Après La Ménagerie de verre (1950) Un tramway nommé Désir (1952) et Baby Doll (1956) tous deux réalisés par Elia Kazan, ou encore La Chatte sur un toit brûlant (1958) Mankiewicz s’intéresse à son tour aux écrits de Tennessee Williams, le dramaturge le plus en vogue et le plus controversé d’Hollywood. Même si la collaboration s’est soldée par une mésentente autour du scénario final, Soudain l’été dernier surprend par sa complexité et par l’audace dont il fait preuve dans son approche de sujets aussi controversés que l’inceste, l’homosexualité ou encore le cannibalisme. Katharine Hepburn refusa toujours de voir le film, considérant qu’il s’agissait du projet le moins glorieux de sa carrière, au point de se brouiller définitivement avec le cinéaste. Ce dernier, qui avait d’abord pensé à Vivien Leigh pour le rôle, dut par ailleurs s’accommoder des graves problèmes de santé de Montgomery Clift, imposé et soutenu par son amie de toujours, Elizabeth Taylor. D’inspiration clairement psychanalytique, Soudain l’été dernier s’inscrit dans un courant bien spécifique aux années 1940 et 1950 de la représentation symbolique.
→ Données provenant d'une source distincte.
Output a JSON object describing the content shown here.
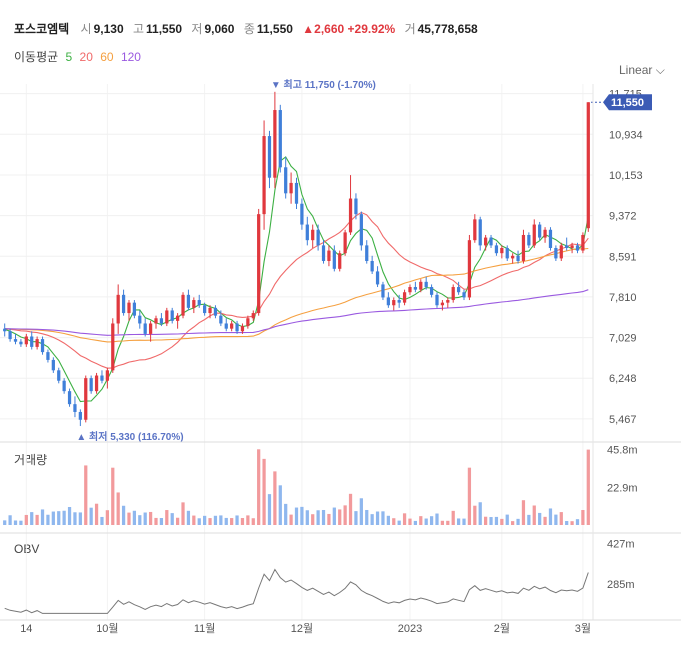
{
  "header": {
    "name": "포스코엠텍",
    "open_label": "시",
    "open": "9,130",
    "high_label": "고",
    "high": "11,550",
    "low_label": "저",
    "low": "9,060",
    "close_label": "종",
    "close": "11,550",
    "change": "▲2,660",
    "change_pct": "+29.92%",
    "volume_label": "거",
    "volume": "45,778,658"
  },
  "ma_legend": {
    "label": "이동평균",
    "items": [
      {
        "label": "5",
        "color": "#3cb043"
      },
      {
        "label": "20",
        "color": "#f06a6a"
      },
      {
        "label": "60",
        "color": "#f5a040"
      },
      {
        "label": "120",
        "color": "#9a5ae0"
      }
    ]
  },
  "scale_toggle": "Linear",
  "volume_title": "거래량",
  "obv_title": "OBV",
  "colors": {
    "up": "#e0383e",
    "down": "#3f7fd9",
    "current": "#3b5bb5"
  },
  "chart_data": [
    {
      "type": "candlestick",
      "price_ticks": [
        "11,715",
        "10,934",
        "10,153",
        "9,372",
        "8,591",
        "7,810",
        "7,029",
        "6,248",
        "5,467"
      ],
      "ylim": [
        5100,
        11900
      ],
      "current_price": "11,550",
      "annotations": {
        "high": "최고 11,750 (-1.70%)",
        "low": "최저 5,330 (116.70%)"
      },
      "x_labels": [
        "14",
        "10월",
        "11월",
        "12월",
        "2023",
        "2월",
        "3월"
      ],
      "candles": [
        [
          7200,
          7300,
          7050,
          7150
        ],
        [
          7150,
          7200,
          6950,
          7000
        ],
        [
          7000,
          7100,
          6900,
          6950
        ],
        [
          6950,
          7000,
          6850,
          6900
        ],
        [
          6900,
          7100,
          6850,
          7050
        ],
        [
          7050,
          7150,
          6800,
          6850
        ],
        [
          6850,
          7050,
          6800,
          7000
        ],
        [
          7000,
          7050,
          6700,
          6750
        ],
        [
          6750,
          6800,
          6550,
          6600
        ],
        [
          6600,
          6650,
          6350,
          6400
        ],
        [
          6400,
          6450,
          6150,
          6200
        ],
        [
          6200,
          6250,
          5950,
          6000
        ],
        [
          6000,
          6050,
          5700,
          5750
        ],
        [
          5750,
          5900,
          5500,
          5600
        ],
        [
          5600,
          5650,
          5330,
          5450
        ],
        [
          5450,
          6300,
          5400,
          6250
        ],
        [
          6250,
          6300,
          5950,
          6000
        ],
        [
          6000,
          6350,
          5950,
          6300
        ],
        [
          6300,
          6400,
          6150,
          6200
        ],
        [
          6200,
          6450,
          6050,
          6400
        ],
        [
          6400,
          7400,
          6350,
          7300
        ],
        [
          7300,
          8050,
          7100,
          7850
        ],
        [
          7850,
          7950,
          7450,
          7500
        ],
        [
          7500,
          7750,
          7350,
          7700
        ],
        [
          7700,
          7750,
          7400,
          7450
        ],
        [
          7450,
          7550,
          7200,
          7300
        ],
        [
          7300,
          7400,
          7050,
          7100
        ],
        [
          7100,
          7350,
          6950,
          7300
        ],
        [
          7300,
          7450,
          7200,
          7400
        ],
        [
          7400,
          7500,
          7250,
          7300
        ],
        [
          7300,
          7600,
          7250,
          7550
        ],
        [
          7550,
          7600,
          7300,
          7350
        ],
        [
          7350,
          7500,
          7200,
          7450
        ],
        [
          7450,
          7900,
          7400,
          7850
        ],
        [
          7850,
          7950,
          7550,
          7600
        ],
        [
          7600,
          7800,
          7500,
          7750
        ],
        [
          7750,
          7850,
          7600,
          7650
        ],
        [
          7650,
          7700,
          7450,
          7500
        ],
        [
          7500,
          7650,
          7400,
          7600
        ],
        [
          7600,
          7650,
          7400,
          7450
        ],
        [
          7450,
          7550,
          7250,
          7300
        ],
        [
          7300,
          7400,
          7150,
          7200
        ],
        [
          7200,
          7350,
          7150,
          7300
        ],
        [
          7300,
          7350,
          7100,
          7150
        ],
        [
          7150,
          7300,
          7100,
          7250
        ],
        [
          7250,
          7450,
          7200,
          7400
        ],
        [
          7400,
          7550,
          7350,
          7500
        ],
        [
          7500,
          9500,
          7450,
          9400
        ],
        [
          9400,
          11200,
          9100,
          10900
        ],
        [
          10900,
          11000,
          9900,
          10100
        ],
        [
          10100,
          11750,
          9900,
          11400
        ],
        [
          11400,
          11500,
          10200,
          10300
        ],
        [
          10300,
          10500,
          9700,
          9800
        ],
        [
          9800,
          10200,
          9600,
          10000
        ],
        [
          10000,
          10100,
          9500,
          9600
        ],
        [
          9600,
          9700,
          9100,
          9200
        ],
        [
          9200,
          9350,
          8800,
          8900
        ],
        [
          8900,
          9200,
          8750,
          9100
        ],
        [
          9100,
          9200,
          8700,
          8800
        ],
        [
          8800,
          8900,
          8450,
          8500
        ],
        [
          8500,
          8800,
          8400,
          8700
        ],
        [
          8700,
          8800,
          8300,
          8350
        ],
        [
          8350,
          8700,
          8300,
          8650
        ],
        [
          8650,
          9100,
          8600,
          9050
        ],
        [
          9050,
          10150,
          9000,
          9700
        ],
        [
          9700,
          9800,
          9300,
          9400
        ],
        [
          9400,
          9450,
          8700,
          8800
        ],
        [
          8800,
          8900,
          8450,
          8500
        ],
        [
          8500,
          8600,
          8250,
          8300
        ],
        [
          8300,
          8400,
          8000,
          8050
        ],
        [
          8050,
          8100,
          7750,
          7800
        ],
        [
          7800,
          7900,
          7600,
          7650
        ],
        [
          7650,
          7800,
          7550,
          7750
        ],
        [
          7750,
          7850,
          7600,
          7700
        ],
        [
          7700,
          7950,
          7650,
          7900
        ],
        [
          7900,
          8050,
          7850,
          8000
        ],
        [
          8000,
          8100,
          7900,
          7950
        ],
        [
          7950,
          8150,
          7900,
          8100
        ],
        [
          8100,
          8200,
          7950,
          8000
        ],
        [
          8000,
          8050,
          7800,
          7850
        ],
        [
          7850,
          7900,
          7600,
          7650
        ],
        [
          7650,
          7750,
          7550,
          7700
        ],
        [
          7700,
          7800,
          7600,
          7750
        ],
        [
          7750,
          8050,
          7700,
          8000
        ],
        [
          8000,
          8100,
          7850,
          7900
        ],
        [
          7900,
          7950,
          7750,
          7800
        ],
        [
          7800,
          9000,
          7750,
          8900
        ],
        [
          8900,
          9400,
          8850,
          9300
        ],
        [
          9300,
          9350,
          8700,
          8800
        ],
        [
          8800,
          9000,
          8700,
          8950
        ],
        [
          8950,
          9000,
          8750,
          8800
        ],
        [
          8800,
          8850,
          8600,
          8650
        ],
        [
          8650,
          8800,
          8550,
          8750
        ],
        [
          8750,
          8800,
          8500,
          8550
        ],
        [
          8550,
          8650,
          8450,
          8600
        ],
        [
          8600,
          8700,
          8450,
          8500
        ],
        [
          8500,
          9100,
          8450,
          9000
        ],
        [
          9000,
          9050,
          8750,
          8800
        ],
        [
          8800,
          9300,
          8750,
          9200
        ],
        [
          9200,
          9250,
          8900,
          8950
        ],
        [
          8950,
          9150,
          8850,
          9100
        ],
        [
          9100,
          9150,
          8700,
          8750
        ],
        [
          8750,
          8800,
          8500,
          8550
        ],
        [
          8550,
          8850,
          8500,
          8800
        ],
        [
          8800,
          8950,
          8700,
          8750
        ],
        [
          8750,
          8850,
          8650,
          8800
        ],
        [
          8800,
          8850,
          8650,
          8700
        ],
        [
          8700,
          9050,
          8650,
          9000
        ],
        [
          9130,
          11550,
          9060,
          11550
        ]
      ]
    },
    {
      "type": "bar",
      "title": "거래량",
      "tick_labels": [
        "45.8m",
        "22.9m"
      ],
      "ylim": [
        0,
        48
      ]
    },
    {
      "type": "line",
      "title": "OBV",
      "tick_labels": [
        "427m",
        "285m"
      ],
      "ylim": [
        180,
        450
      ]
    }
  ]
}
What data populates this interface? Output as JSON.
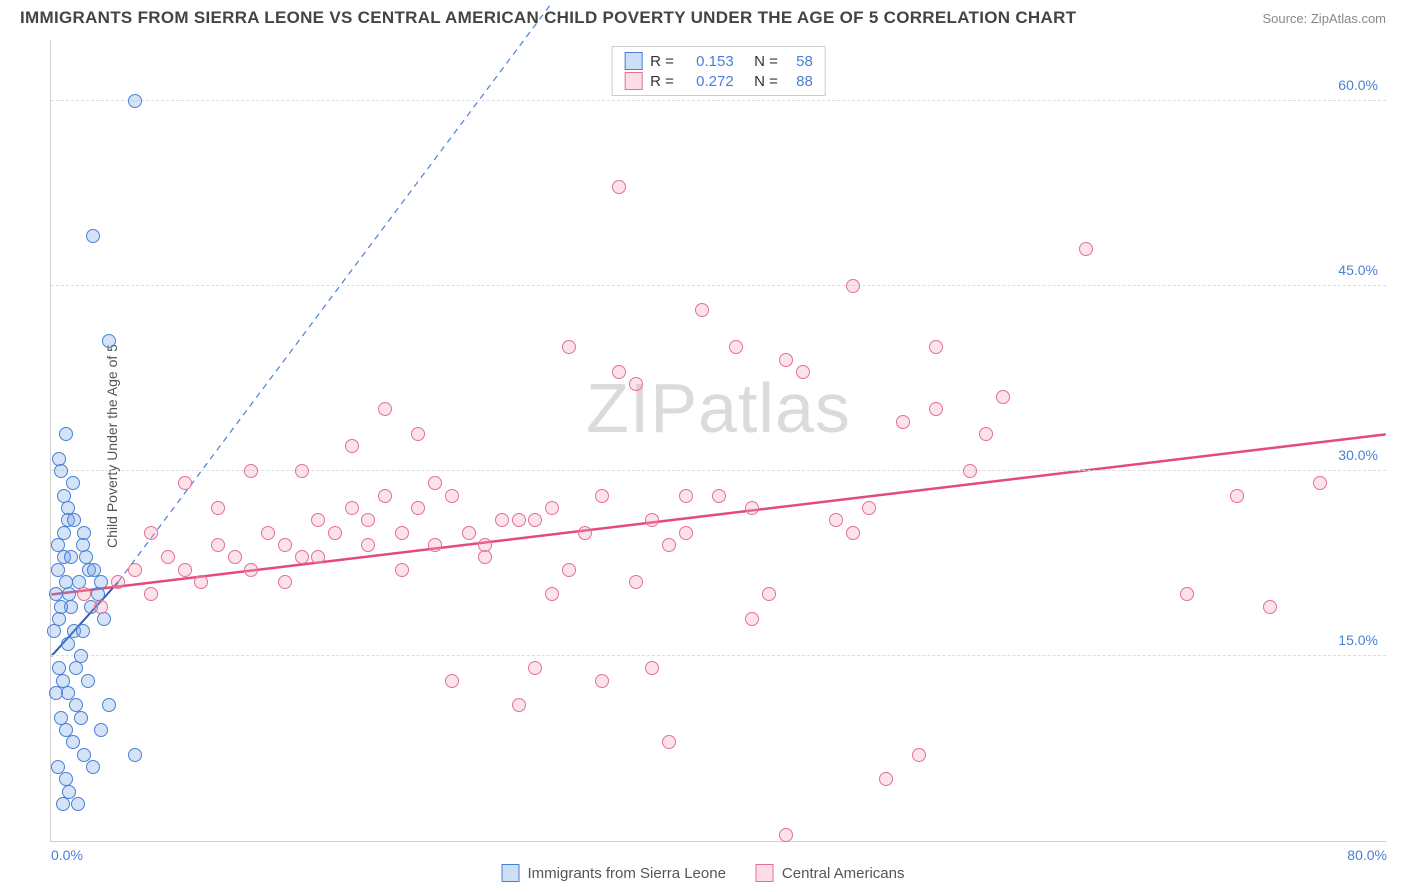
{
  "title": "IMMIGRANTS FROM SIERRA LEONE VS CENTRAL AMERICAN CHILD POVERTY UNDER THE AGE OF 5 CORRELATION CHART",
  "source_label": "Source: ZipAtlas.com",
  "ylabel": "Child Poverty Under the Age of 5",
  "watermark_a": "ZIP",
  "watermark_b": "atlas",
  "chart": {
    "type": "scatter",
    "xlim": [
      0,
      80
    ],
    "ylim": [
      0,
      65
    ],
    "xticks": [
      {
        "v": 0,
        "l": "0.0%"
      },
      {
        "v": 80,
        "l": "80.0%"
      }
    ],
    "yticks": [
      {
        "v": 15,
        "l": "15.0%"
      },
      {
        "v": 30,
        "l": "30.0%"
      },
      {
        "v": 45,
        "l": "45.0%"
      },
      {
        "v": 60,
        "l": "60.0%"
      }
    ],
    "grid_color": "#dddddd",
    "background_color": "#ffffff",
    "point_radius": 7,
    "point_border_width": 1.3,
    "point_fill_opacity": 0.3,
    "series": [
      {
        "key": "sl",
        "name": "Immigrants from Sierra Leone",
        "color": "#6fa3e0",
        "border": "#4a7fd8",
        "R": "0.153",
        "N": "58",
        "regression": {
          "x1": 0,
          "y1": 15,
          "x2": 4,
          "y2": 21,
          "dashed_ext_x": 30,
          "dashed_ext_y": 68,
          "color": "#2f5fb3",
          "width": 2
        },
        "points": [
          [
            0.3,
            20
          ],
          [
            0.5,
            18
          ],
          [
            0.4,
            22
          ],
          [
            0.8,
            25
          ],
          [
            1.0,
            27
          ],
          [
            0.6,
            30
          ],
          [
            1.2,
            19
          ],
          [
            0.2,
            17
          ],
          [
            0.5,
            14
          ],
          [
            0.7,
            13
          ],
          [
            1.0,
            12
          ],
          [
            1.5,
            11
          ],
          [
            1.8,
            10
          ],
          [
            0.9,
            9
          ],
          [
            1.3,
            8
          ],
          [
            2.0,
            7
          ],
          [
            2.5,
            6
          ],
          [
            0.4,
            6
          ],
          [
            0.9,
            5
          ],
          [
            1.1,
            4
          ],
          [
            1.6,
            3
          ],
          [
            0.7,
            3
          ],
          [
            5.0,
            7
          ],
          [
            3.0,
            9
          ],
          [
            3.5,
            11
          ],
          [
            2.2,
            13
          ],
          [
            1.8,
            15
          ],
          [
            1.4,
            17
          ],
          [
            1.1,
            20
          ],
          [
            0.8,
            23
          ],
          [
            1.0,
            26
          ],
          [
            1.3,
            29
          ],
          [
            0.5,
            31
          ],
          [
            0.9,
            33
          ],
          [
            3.5,
            40.5
          ],
          [
            5.0,
            60
          ],
          [
            2.5,
            49
          ],
          [
            2.0,
            25
          ],
          [
            2.3,
            22
          ],
          [
            2.8,
            20
          ],
          [
            3.2,
            18
          ],
          [
            0.3,
            12
          ],
          [
            0.6,
            10
          ],
          [
            1.5,
            14
          ],
          [
            1.9,
            17
          ],
          [
            2.4,
            19
          ],
          [
            0.4,
            24
          ],
          [
            0.9,
            21
          ],
          [
            1.2,
            23
          ],
          [
            1.7,
            21
          ],
          [
            2.1,
            23
          ],
          [
            1.0,
            16
          ],
          [
            0.6,
            19
          ],
          [
            0.8,
            28
          ],
          [
            1.4,
            26
          ],
          [
            1.9,
            24
          ],
          [
            2.6,
            22
          ],
          [
            3.0,
            21
          ]
        ]
      },
      {
        "key": "ca",
        "name": "Central Americans",
        "color": "#f5a3b8",
        "border": "#e76f94",
        "R": "0.272",
        "N": "88",
        "regression": {
          "x1": 0,
          "y1": 20,
          "x2": 80,
          "y2": 33,
          "color": "#e34b7a",
          "width": 2.5
        },
        "points": [
          [
            2,
            20
          ],
          [
            3,
            19
          ],
          [
            4,
            21
          ],
          [
            5,
            22
          ],
          [
            6,
            20
          ],
          [
            7,
            23
          ],
          [
            8,
            22
          ],
          [
            9,
            21
          ],
          [
            10,
            24
          ],
          [
            11,
            23
          ],
          [
            12,
            22
          ],
          [
            13,
            25
          ],
          [
            14,
            24
          ],
          [
            15,
            23
          ],
          [
            16,
            26
          ],
          [
            17,
            25
          ],
          [
            18,
            27
          ],
          [
            19,
            26
          ],
          [
            20,
            28
          ],
          [
            21,
            25
          ],
          [
            22,
            27
          ],
          [
            23,
            29
          ],
          [
            24,
            28
          ],
          [
            15,
            30
          ],
          [
            8,
            29
          ],
          [
            18,
            32
          ],
          [
            20,
            35
          ],
          [
            22,
            33
          ],
          [
            24,
            13
          ],
          [
            25,
            25
          ],
          [
            26,
            24
          ],
          [
            27,
            26
          ],
          [
            28,
            11
          ],
          [
            29,
            14
          ],
          [
            30,
            27
          ],
          [
            31,
            40
          ],
          [
            32,
            25
          ],
          [
            33,
            13
          ],
          [
            34,
            38
          ],
          [
            35,
            37
          ],
          [
            36,
            26
          ],
          [
            36,
            14
          ],
          [
            37,
            24
          ],
          [
            37,
            8
          ],
          [
            38,
            25
          ],
          [
            39,
            43
          ],
          [
            40,
            28
          ],
          [
            41,
            40
          ],
          [
            42,
            27
          ],
          [
            42,
            18
          ],
          [
            43,
            20
          ],
          [
            44,
            39
          ],
          [
            45,
            38
          ],
          [
            47,
            26
          ],
          [
            48,
            25
          ],
          [
            49,
            27
          ],
          [
            51,
            34
          ],
          [
            53,
            35
          ],
          [
            55,
            30
          ],
          [
            56,
            33
          ],
          [
            57,
            36
          ],
          [
            48,
            45
          ],
          [
            34,
            53
          ],
          [
            53,
            40
          ],
          [
            71,
            28
          ],
          [
            73,
            19
          ],
          [
            76,
            29
          ],
          [
            62,
            48
          ],
          [
            68,
            20
          ],
          [
            50,
            5
          ],
          [
            52,
            7
          ],
          [
            31,
            22
          ],
          [
            10,
            27
          ],
          [
            6,
            25
          ],
          [
            44,
            0.5
          ],
          [
            29,
            26
          ],
          [
            33,
            28
          ],
          [
            30,
            20
          ],
          [
            35,
            21
          ],
          [
            38,
            28
          ],
          [
            12,
            30
          ],
          [
            14,
            21
          ],
          [
            16,
            23
          ],
          [
            19,
            24
          ],
          [
            21,
            22
          ],
          [
            23,
            24
          ],
          [
            26,
            23
          ],
          [
            28,
            26
          ]
        ]
      }
    ]
  },
  "legend": {
    "r_label": "R  =",
    "n_label": "N  ="
  }
}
LA PULSION DÉVORANTE par Clément Graminiès
Le 7 janvier 1958, Suddenly, Last Summer, pièce en un acte de Tennessee Williams, démarre au York Theatre de Broadway. Les critiques saluent unanimement son traitement de sujets tabous comme l’homosexualité, la prostitution ou encore le cannibalisme. Tout naturellement, cette œuvre amorale attire l’attention de Hollywood. Sam Spiegel, producteur de The Bridge on the River Kwai, en achète les droits d’adaptation et en confie la réalisation à Joseph L. Mankiewicz et l’écriture au duo Gore Vidal / Tennessee Williams. L’entreprise semble suivre le camino real, la voie royale avec Katharine Hepburn, Montgomery Clift et Elizabeth Taylor composent une équipe d’acteurs de talent. Si le projet brille de mille feux sur le papier, derrière la caméra et les décors du Shepperton Studios de Londres, la noirceur de cette histoire psychanalytique semble s’être emparée du plateau. La zizanie règne entre une Katharine Hepburn, récemment séparée de Spencer Tracy et déprimée par son rôle de mère froide et abusive, et un Mankiewicz qui s’acharne sur un Montgomery Clift à moitié paralysé suite à un accident de voiture survenu quelques mois plus tôt. Monty, sous l’emprise des médicaments et de l’alcool, éprouve des difficultés à retenir son texte et à se concentrer plus d’une demie journée. De son côté, Liz Taylor subit le contrecoup de la disparition de son mari Mike Todd, décédé dans un crash aérien. L’équipe, au bord de la crise de nerfs, menace de plier caméra et bagages à tout moment.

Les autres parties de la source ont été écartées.